Cible identifiée. Le positionnement de cet hôtel auberge de 69 chambres est précis et pensé pour un certain type de clientèle. « Il ne faut pas essayer de plaire à tout le monde, ce n’est pas possible », résume Edouard Daehn. La cible a été bien identifiée. La carte de visite de l’hôtel en donne un avant-goût … « A 45 minutes de Paris en voiture. 1h30 à vélo. Départ chaque vendredi soir de l’équipe cycliste du Barn (rendez-vous Porte Maillot). Le Barn cultive son propre potager. Ostéopathe et masseur ayurvédique à demeure. Diversité des tarifs : À partir de 45 € la nuit en dortoir et de 180 € en chambre ». Familles, tribus, bobos, urbains en quête de nature sont donc bienvenus !
Derrière cette convivialité affichée, de vrais professionnels sont à la manœuvre. Le restaurant, ouvert aux clients de l’extérieur, mise sur la simplicité. « La restauration représente 40% de notre chiffre d’affaires. Le fait d’avoir des clients en semaine comme pendant les week-ends nous permet d’avoir une équipe suffisante, 50 personnes travaillent au Barn », explique le patron de l’établissement.

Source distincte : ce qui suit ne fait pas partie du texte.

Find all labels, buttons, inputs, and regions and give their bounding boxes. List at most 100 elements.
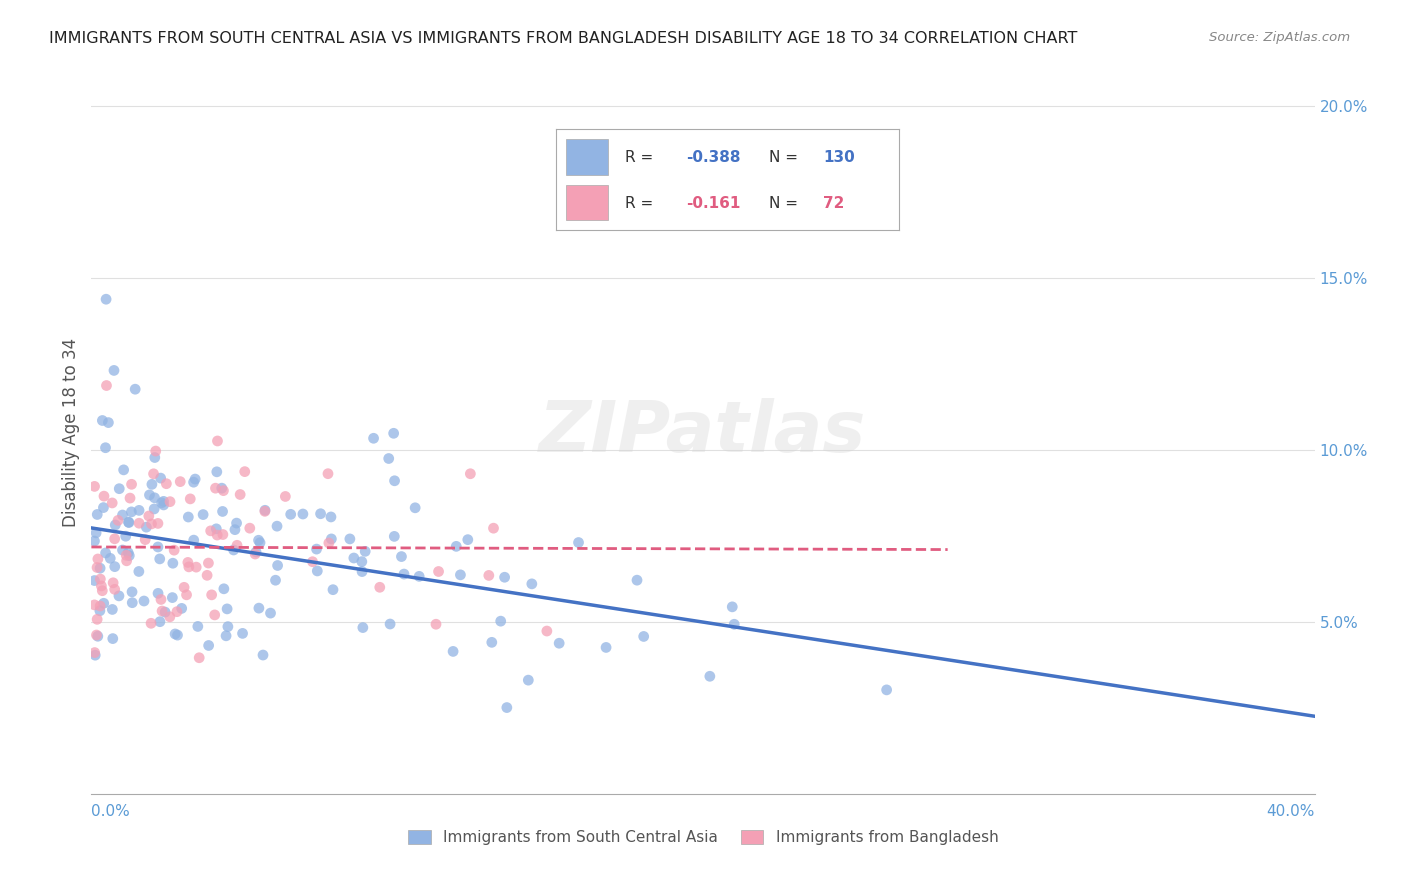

Offre originale. Ceux qui rêvent grand leurs projets immobiliers ont encore moins le droit à l’erreur que les autres. L’investissement du premier hôtel Barn représentait 20 millions d’euros. Un budget consacré à l’achat des terrains, à la construction et à la rénovation des lieux (3500 m² de bâti) afin d’en faire des espaces cozy, la maison de campagne de ceux qui n’en ont pas. L’architecture, pensée pour respecter les paysages, s’inspire d’ailleurs des hangars agricoles qui se trouvaient sur le site. « Ce n’est pas plus compliqué de faire grand que petit. L’hôtellerie, c’est un vrai métier, un métier de chien. C’est pour cela que beaucoup s’y brûlent les ailes. Il faut se donner de vrais moyens de développement et de marketing et proposer une offre originale », estime Edouard Daehn.
Quand ils investissent, les particuliers fortunés, les chefs d’entreprise qui cherchent à réemployer le produit de leur vente, le font de moins en moins la fleur au fusil. « Nous voyons arriver des projets qui ont mûri depuis le confinement de la part d’investisseurs qui recherchent une diversification patrimoniale et qui ont des budgets de 5 à 15 millions d’euros. Ce qui est nouveau, c’est que ce sont des projets dans lesquels il y a un vrai business plan », observe Olivier Brunet chez Barnes.